The proposal was released in February 2018 and the agency accepted and reviewed over 83,000 comments.
“There were delays along the way, as different governmental bodies reviewed the rule,” Dr. Brashears says.
The rules will allow companies to choose their own slaughter speeds. They will also mandate new microbial testing for facilities in order to improve process control. According to Dr. Brashears, slaughterhouses will be required to test for microbial organisms at two points in the process. Additionally, the USDA’s Food Safety and Inspection Service (FSIS) is amending its meat inspection regulations to establish a new inspection system for market hog establishments called the New Swine Slaughter Inspection System (NSIS).
The HACCP system requires plants to take a preventative approach to food safety by critically analyzing processes, identifying hazards, and employing control measures to prevent hazards from occurring.

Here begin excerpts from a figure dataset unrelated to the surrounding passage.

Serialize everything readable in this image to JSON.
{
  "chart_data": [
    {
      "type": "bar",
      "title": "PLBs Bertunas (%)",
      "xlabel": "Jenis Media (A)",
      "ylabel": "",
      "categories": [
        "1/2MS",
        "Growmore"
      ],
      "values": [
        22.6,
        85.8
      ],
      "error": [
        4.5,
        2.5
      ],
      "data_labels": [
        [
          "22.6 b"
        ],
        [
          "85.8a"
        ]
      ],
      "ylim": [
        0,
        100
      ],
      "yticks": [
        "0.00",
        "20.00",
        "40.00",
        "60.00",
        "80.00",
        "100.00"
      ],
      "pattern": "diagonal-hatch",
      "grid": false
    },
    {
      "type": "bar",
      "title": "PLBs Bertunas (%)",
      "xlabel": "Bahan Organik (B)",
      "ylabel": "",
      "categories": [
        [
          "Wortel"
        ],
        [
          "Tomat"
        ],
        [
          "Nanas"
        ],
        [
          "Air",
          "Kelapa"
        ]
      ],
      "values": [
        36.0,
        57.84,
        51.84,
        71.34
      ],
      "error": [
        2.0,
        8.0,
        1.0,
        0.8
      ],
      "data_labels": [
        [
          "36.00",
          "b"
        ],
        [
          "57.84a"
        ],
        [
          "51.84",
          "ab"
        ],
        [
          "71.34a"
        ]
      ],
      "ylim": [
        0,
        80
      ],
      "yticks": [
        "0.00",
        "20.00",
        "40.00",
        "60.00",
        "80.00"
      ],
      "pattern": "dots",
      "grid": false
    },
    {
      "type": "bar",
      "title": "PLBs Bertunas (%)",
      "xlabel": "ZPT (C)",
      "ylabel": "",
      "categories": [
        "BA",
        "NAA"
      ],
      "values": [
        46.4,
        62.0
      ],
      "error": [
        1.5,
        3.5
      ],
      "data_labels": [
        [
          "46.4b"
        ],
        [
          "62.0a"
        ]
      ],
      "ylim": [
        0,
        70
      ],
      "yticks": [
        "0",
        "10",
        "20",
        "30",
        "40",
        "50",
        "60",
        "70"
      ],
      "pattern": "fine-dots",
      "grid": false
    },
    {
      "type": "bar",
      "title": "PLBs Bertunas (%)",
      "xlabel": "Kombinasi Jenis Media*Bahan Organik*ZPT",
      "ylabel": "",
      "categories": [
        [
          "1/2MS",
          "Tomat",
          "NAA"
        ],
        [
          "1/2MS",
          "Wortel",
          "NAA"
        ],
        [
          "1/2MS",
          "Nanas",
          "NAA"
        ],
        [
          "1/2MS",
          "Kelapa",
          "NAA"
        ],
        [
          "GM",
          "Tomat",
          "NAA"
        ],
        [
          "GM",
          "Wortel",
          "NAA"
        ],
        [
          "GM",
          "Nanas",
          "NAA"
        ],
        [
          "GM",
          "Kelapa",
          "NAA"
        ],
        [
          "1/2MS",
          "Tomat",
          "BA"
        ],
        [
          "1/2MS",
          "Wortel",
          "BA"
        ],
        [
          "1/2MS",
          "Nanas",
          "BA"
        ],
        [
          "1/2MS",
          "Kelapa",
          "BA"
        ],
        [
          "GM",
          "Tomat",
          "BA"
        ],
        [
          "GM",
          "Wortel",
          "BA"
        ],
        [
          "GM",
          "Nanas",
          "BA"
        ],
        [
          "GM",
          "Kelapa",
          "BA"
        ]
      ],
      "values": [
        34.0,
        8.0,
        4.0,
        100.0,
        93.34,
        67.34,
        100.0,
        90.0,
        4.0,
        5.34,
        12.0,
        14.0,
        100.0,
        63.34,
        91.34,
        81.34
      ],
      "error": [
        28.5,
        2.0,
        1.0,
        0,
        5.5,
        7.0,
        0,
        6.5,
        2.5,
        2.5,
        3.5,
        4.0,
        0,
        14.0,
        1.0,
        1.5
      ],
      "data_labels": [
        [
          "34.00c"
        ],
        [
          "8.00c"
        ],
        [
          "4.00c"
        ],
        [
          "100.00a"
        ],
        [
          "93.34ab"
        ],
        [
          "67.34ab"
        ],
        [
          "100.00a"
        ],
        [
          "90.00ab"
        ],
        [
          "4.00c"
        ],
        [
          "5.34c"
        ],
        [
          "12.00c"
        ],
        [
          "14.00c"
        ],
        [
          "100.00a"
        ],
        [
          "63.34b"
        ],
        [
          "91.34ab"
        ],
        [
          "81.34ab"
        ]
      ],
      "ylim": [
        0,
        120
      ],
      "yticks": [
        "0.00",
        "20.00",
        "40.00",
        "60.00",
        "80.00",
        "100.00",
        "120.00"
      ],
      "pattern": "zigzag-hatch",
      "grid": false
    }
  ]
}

“Our new inspection system goes hand in hand with HACCP,” Dr. Brashears says. “Inspectors will focus more resources on making sure the HACCP process is being followed and that sanitation programs are in place.” FSIS will still have 100 percent carcass visual inspection and 100 percent ante and postmortem inspection.
Plants can choose whether or not to opt into the new inspection system, which will allow them to trim off any visual contamination on a carcass before it’s presented for slaughter. In the traditional system, if an inspector found a defect it was re-routed back to the plant for trimming and then re-presented for inspection. “The new inspection is more efficient for larger plants, but may not be as beneficial for smaller plants,” Dr. Brashears says.
The final rule has been tested in real-life environments through pilot programs for more than 20 years, according to Dr. Brashears.